Vierteljude im Vorstand
Andererseits hat er in den Vierzigerjahren nachweislich Juden davor gerettet, mit Degesch-Produkten ermordet zu werden. Die Reichsgesetzgebung unterschied damals, wie man weiß, zwischen Volljuden, Dreivierteljuden, Halbjuden, Vierteljuden und Achteljuden - und bei Degussa blieb ein Vierteljude im Vorstand.
Auch dank Schlosser. Nach dem Krieg hat er dann das Unternehmen wieder aufgebaut, aber sein Name soll jetzt verschwinden. Seine Stiftung ist in einer Degussa-Stiftung aufgegangen, und das Schlosser-Haus soll künftig Degussa-Haus heißen. Das sei kein "Akt gegen Schlosser", sagt der Kommunikationschef des Hauses, Ralph Driever. Zwinkert er, als er das sagt, mit den Augen? Oder ist es die Sonne, die ihn blendet?
Michael Jansen, früher Generalbevollmächtigter bei Degussa und vom Konzern im Jahr 2000 für die Zwangsarbeiter-Stiftung "Erinnerung, Verantwortung und Zukunft" freigestellt, ist früher im Ausland als Degussa-Mann schon mal gefragt worden, ob er für die Firma arbeite, die Millionen Juden umgebracht hat?
Deutsche Sache
Vor ein paar Tagen hat Jansen in New York mit 14 jüdischen Geistlichen über "Protectosil" gesprochen. Das sei eine deutsche Sache, haben die Rabbis gesagt. Sie wollten da keine Ratschläge geben.
Ortstermin Archiv: In Frankfurt befindet sich das größte der fünf Degussa-Unternehmensarchive. Aneinander gereiht ergäben die Akten eine drei Kilometer lange Strecke.
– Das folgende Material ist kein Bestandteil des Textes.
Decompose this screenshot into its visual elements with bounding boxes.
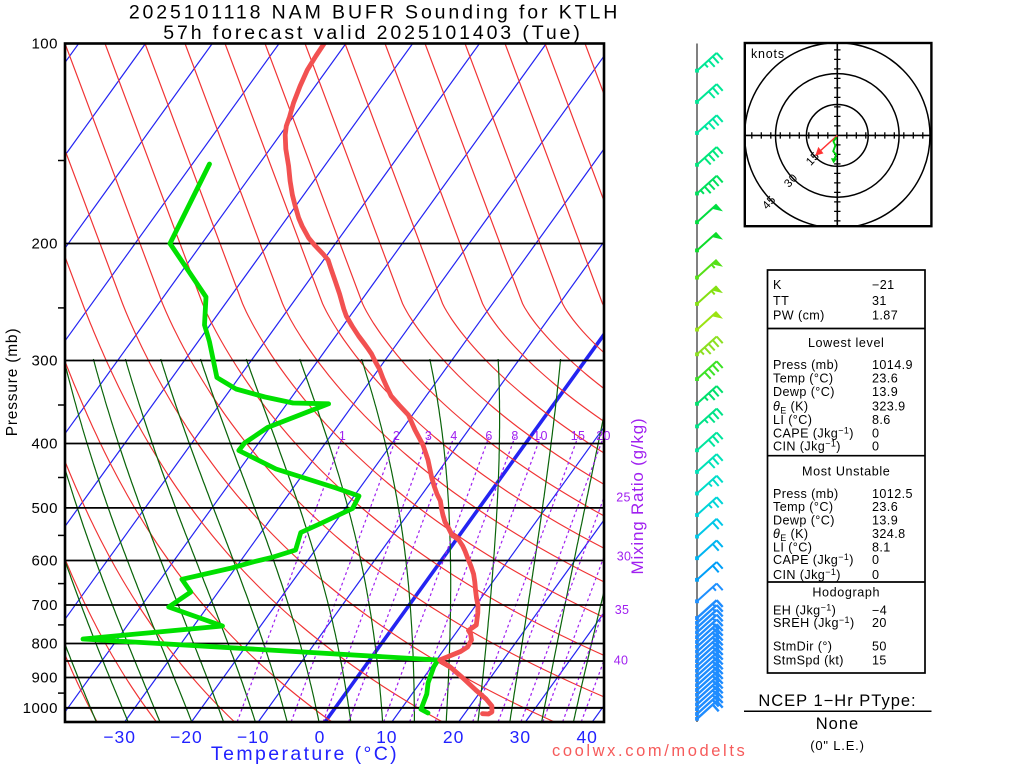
svg-text:None: None <box>816 715 859 733</box>
svg-text:CAPE (Jkg−1): CAPE (Jkg−1) <box>773 552 854 567</box>
svg-text:8.1: 8.1 <box>872 541 891 555</box>
svg-text:Mixing Ratio (g/kg): Mixing Ratio (g/kg) <box>628 418 647 575</box>
svg-text:900: 900 <box>31 669 58 686</box>
svg-text:57h forecast valid 2025101403: 57h forecast valid 2025101403 (Tue) <box>163 22 583 44</box>
svg-text:30: 30 <box>617 550 632 564</box>
svg-text:Press (mb): Press (mb) <box>773 487 839 501</box>
svg-text:800: 800 <box>31 636 58 653</box>
svg-text:CIN (Jkg−1): CIN (Jkg−1) <box>773 567 841 582</box>
svg-text:Lowest level: Lowest level <box>808 336 885 350</box>
svg-text:1000: 1000 <box>23 700 58 717</box>
svg-text:1.87: 1.87 <box>872 309 898 323</box>
svg-text:−21: −21 <box>872 278 895 292</box>
svg-text:300: 300 <box>31 352 58 369</box>
svg-text:K: K <box>773 278 782 292</box>
svg-text:1012.5: 1012.5 <box>872 487 913 501</box>
svg-text:23.6: 23.6 <box>872 500 898 514</box>
svg-text:Most Unstable: Most Unstable <box>802 465 890 479</box>
svg-text:−20: −20 <box>170 727 203 747</box>
svg-text:2: 2 <box>393 429 400 443</box>
svg-text:13.9: 13.9 <box>872 514 898 528</box>
svg-text:LI (°C): LI (°C) <box>773 541 812 555</box>
svg-text:coolwx.com/modelts: coolwx.com/modelts <box>552 742 747 760</box>
svg-text:4: 4 <box>450 429 457 443</box>
svg-text:15: 15 <box>872 654 887 668</box>
svg-text:100: 100 <box>31 36 58 53</box>
svg-text:8.6: 8.6 <box>872 413 891 427</box>
svg-text:600: 600 <box>31 553 58 570</box>
svg-text:StmDir (°): StmDir (°) <box>773 640 832 654</box>
svg-text:0: 0 <box>872 553 879 567</box>
svg-text:Press (mb): Press (mb) <box>773 358 839 372</box>
svg-text:700: 700 <box>31 597 58 614</box>
svg-text:Temp (°C): Temp (°C) <box>773 372 833 386</box>
svg-text:SREH (Jkg−1): SREH (Jkg−1) <box>773 615 855 630</box>
svg-text:θE (K): θE (K) <box>773 400 809 416</box>
svg-text:35: 35 <box>615 603 630 617</box>
svg-text:20: 20 <box>596 429 611 443</box>
svg-text:0: 0 <box>872 440 879 454</box>
svg-text:200: 200 <box>31 236 58 253</box>
svg-text:40: 40 <box>614 654 629 668</box>
svg-text:knots: knots <box>751 47 785 61</box>
svg-text:10: 10 <box>376 727 397 747</box>
svg-text:20: 20 <box>872 616 887 630</box>
svg-text:CIN (Jkg−1): CIN (Jkg−1) <box>773 439 841 454</box>
svg-text:−10: −10 <box>237 727 270 747</box>
svg-text:EH (Jkg−1): EH (Jkg−1) <box>773 603 836 618</box>
svg-text:0: 0 <box>315 727 326 747</box>
svg-text:θE (K): θE (K) <box>773 527 809 543</box>
svg-text:20: 20 <box>443 727 464 747</box>
svg-text:−30: −30 <box>103 727 136 747</box>
svg-text:TT: TT <box>773 294 789 308</box>
svg-text:PW (cm): PW (cm) <box>773 309 825 323</box>
svg-text:Temperature (°C): Temperature (°C) <box>211 743 399 765</box>
svg-text:(0" L.E.): (0" L.E.) <box>810 738 864 753</box>
svg-text:1: 1 <box>339 429 346 443</box>
svg-text:500: 500 <box>31 500 58 517</box>
svg-text:2025101118 NAM BUFR Sounding f: 2025101118 NAM BUFR Sounding for KTLH <box>129 2 620 24</box>
svg-text:Temp (°C): Temp (°C) <box>773 500 833 514</box>
svg-text:25: 25 <box>616 491 631 505</box>
svg-text:8: 8 <box>511 429 518 443</box>
svg-text:0: 0 <box>872 427 879 441</box>
svg-text:1014.9: 1014.9 <box>872 358 913 372</box>
svg-text:Pressure (mb): Pressure (mb) <box>4 328 21 437</box>
svg-text:30: 30 <box>510 727 531 747</box>
svg-text:15: 15 <box>571 429 586 443</box>
svg-text:StmSpd (kt): StmSpd (kt) <box>773 654 844 668</box>
svg-text:6: 6 <box>485 429 492 443</box>
svg-text:23.6: 23.6 <box>872 372 898 386</box>
svg-text:Hodograph: Hodograph <box>812 586 880 600</box>
svg-text:13.9: 13.9 <box>872 385 898 399</box>
svg-text:31: 31 <box>872 294 887 308</box>
svg-text:400: 400 <box>31 436 58 453</box>
svg-text:−4: −4 <box>872 604 887 618</box>
svg-text:Dewp (°C): Dewp (°C) <box>773 514 835 528</box>
svg-text:10: 10 <box>533 429 548 443</box>
svg-text:50: 50 <box>872 640 887 654</box>
svg-text:0: 0 <box>872 568 879 582</box>
svg-text:Dewp (°C): Dewp (°C) <box>773 385 835 399</box>
svg-text:3: 3 <box>425 429 432 443</box>
svg-text:NCEP 1−Hr PType:: NCEP 1−Hr PType: <box>758 692 916 710</box>
svg-text:324.8: 324.8 <box>872 527 906 541</box>
svg-text:323.9: 323.9 <box>872 400 906 414</box>
svg-text:LI (°C): LI (°C) <box>773 413 812 427</box>
svg-text:40: 40 <box>576 727 597 747</box>
svg-text:CAPE (Jkg−1): CAPE (Jkg−1) <box>773 426 854 441</box>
Die Geschichte ist immer noch nicht richtig aufgearbeitet: In den Neunzigerjahren hat der amerikanische Geschichtsprofessor Peter Hayes den Auftrag bekommen, sich mit der Geschichte der Frankfurter Deutsche Gold-und Silber-Scheideanstalt zwischen 1933 und 1945 zu beschäftigen. Hayes lässt sich viel Zeit.
Elegantes Umgehen
Angeblich soll das Buch erst im Herbst 2004 in Deutschland erscheinen. Bei Degussa wird, so scheint es, nichts vertuscht, aber andere Unternehmen - wie die Deutsche Bank - sind in Symposien und anderen Veranstaltungen offensiver mit der eigenen Geschichte umgegangen.
Gibt es noch Geheimnisse? Vor einer Weile wollte der Münchner Historiker Michael Wolffsohn einen Blick ins Frankfurter Degussa-Archiv werfen. Er ist Jude, und er interessiert sich für eine spezielle jüdische Geschichte. Zwischen 1950 und 1953 hatte Ignatz Bubis, der spätere Vorsitzende des Zentralrats der Juden, mit Degussa glänzende Goldgeschäfte gemacht.
Illegales Gold
Damals war der Handel mit Feindgold noch für Deutsche verboten, und Bubis hatte eine Ausnahmegenehmigung. Bubis bekam Probleme mit der Steuer und sollte acht Millionen Mark nachzahlen, weil er die Herkunft des Metalls nicht nachweisen konnte.
Mit Hilfe von Degussa wurde die Steuernachforderung niedergeschlagen. Das Gold kam vermutlich illegal aus der Schweiz, und es ist nicht auszuschließen, dass es sich um jüdisches Raubgold handelte. Wolffsohn bekam die Akte nicht, weil die Familie von Bubis die Herausgabe ablehnte: Persönlichkeitsrechte.